Intelligent Optimization Process Through Reinforcement Learning
Einleitung
Lighting, both natural and artificial, has become a part of our daily lives that have been taken for granted in modern times. The majority of humans need light to perform their daily activities with ease and comfort. However, light is not limited only to visualize specific objects but also to medical treatments. Multispectral illumination has the potential of changing the general perception towards lighting due to its unique features to modulate the spectral power distribution (SPD). Modulating or adjusting the produced SPD in an underdetermined condition enables manipulating the chromaticity point, light quality, and system efficiency according to different operational purposes. Research has been investigating the optimization of the spectral composition for multichannel LED luminaires to allow for the configuration of favourable light settings. Various methods, including metaheuristic optimization methods, were utilized to determine the channel intensities for the spectral light of a luminaire. This project dealt with developing and implementing a reinforcement learning-based optimization procedure for the computation of the spectral composition of multichannel LED luminaires.
Methoden
The objective was to determine the relationship between the channel setting and the selected target metrics within a dataset.

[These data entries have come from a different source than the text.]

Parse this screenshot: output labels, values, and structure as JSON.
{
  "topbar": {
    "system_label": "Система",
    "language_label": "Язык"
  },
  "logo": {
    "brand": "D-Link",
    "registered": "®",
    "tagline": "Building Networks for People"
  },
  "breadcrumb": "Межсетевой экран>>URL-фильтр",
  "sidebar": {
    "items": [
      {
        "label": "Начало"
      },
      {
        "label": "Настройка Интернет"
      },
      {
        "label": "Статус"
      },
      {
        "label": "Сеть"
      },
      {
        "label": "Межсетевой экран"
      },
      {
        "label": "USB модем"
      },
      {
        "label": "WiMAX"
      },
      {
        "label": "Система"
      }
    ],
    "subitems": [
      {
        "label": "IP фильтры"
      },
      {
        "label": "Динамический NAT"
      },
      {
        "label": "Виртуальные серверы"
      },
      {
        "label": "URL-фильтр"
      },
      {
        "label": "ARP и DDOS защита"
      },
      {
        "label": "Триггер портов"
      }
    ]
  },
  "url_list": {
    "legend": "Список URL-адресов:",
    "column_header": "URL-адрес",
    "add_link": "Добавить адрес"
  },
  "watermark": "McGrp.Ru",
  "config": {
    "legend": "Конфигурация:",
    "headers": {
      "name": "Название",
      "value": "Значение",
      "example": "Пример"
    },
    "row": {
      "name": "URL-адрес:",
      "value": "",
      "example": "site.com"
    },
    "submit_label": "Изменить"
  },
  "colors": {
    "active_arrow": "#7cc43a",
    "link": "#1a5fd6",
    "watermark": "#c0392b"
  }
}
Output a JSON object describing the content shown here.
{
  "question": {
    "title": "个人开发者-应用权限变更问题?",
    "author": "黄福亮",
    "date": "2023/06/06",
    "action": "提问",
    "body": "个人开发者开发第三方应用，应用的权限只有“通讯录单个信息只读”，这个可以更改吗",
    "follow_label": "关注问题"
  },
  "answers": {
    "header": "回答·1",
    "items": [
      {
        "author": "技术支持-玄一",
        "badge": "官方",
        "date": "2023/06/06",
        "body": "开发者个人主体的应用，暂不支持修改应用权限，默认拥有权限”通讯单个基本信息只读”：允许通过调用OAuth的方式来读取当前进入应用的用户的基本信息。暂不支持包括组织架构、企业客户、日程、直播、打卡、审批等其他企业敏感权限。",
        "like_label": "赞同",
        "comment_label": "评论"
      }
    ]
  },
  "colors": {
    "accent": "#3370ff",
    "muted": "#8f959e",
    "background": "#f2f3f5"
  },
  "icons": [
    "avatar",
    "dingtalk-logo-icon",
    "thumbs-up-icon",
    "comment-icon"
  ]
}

Lighting optimization is an application where a user may desire more than one light property. Therefore, eight light metrics are considered in this project, with three based on visual performance, such as luminance, CIE-uʹ, and CIE-vʹ, as well as five based on the photoreceptor signals. The investigation examined two models of each approach, where the three and five objectives are optimized simultaneously. Two different reinforcement learning (RL) algorithms were investigated to choose the correct LED channel settings, which the user determines. The first RL algorithm is deterministic (DDPG), while the second is stochastic (PPO).
Ergebnisse
We found that the best reinforcement learning approach for the task is the PPO algorithm. The model takes small steps in the correct direction through the clipped surrogate function optimization, which improves the model overall and keeps it stable. Despite the successful training, the PPO model is not directly generalizable due to the small number of samples that the agent perceives. During the evaluation phase, the agent could not solve the unseen levels (desired target metrics) directly, but after 150 episodes, 84% of the levels were solved. The DDPG model has the lowest performance and makes false predictions even after relocating the added noise from the actions to the network parameters. DDPG could not comprehend the state and action space in a 15-channel environment; therefore, we reduced the number of channels to 6. Although reducing the number of channels (actions) should have simplified the DDPG algorithm's environment, it has not led to better predictions. Consequently, the DDPG algorithm was not able to solve the task.
Diskussion
The optimisation process's complexity increases with the number of LEDs used to adjust a spectrum with a chromaticity point along the Planckian locus. In general, the multichannel LED luminaire presents a considerably more challenging learning problem primarily because of its large number of possible action (channel) combinations. It is likely to exploit repetitions in the task specification and get stuck in local optima. Learning results also tend to be sensitive to the particular algorithm, exploration strategy, reward function, termination condition, and weight initialisation. Additional studies must be carried out since intelligent lighting can improve humans' well-being and poses several challenging problems starting from defining objectives to devising performance metrics.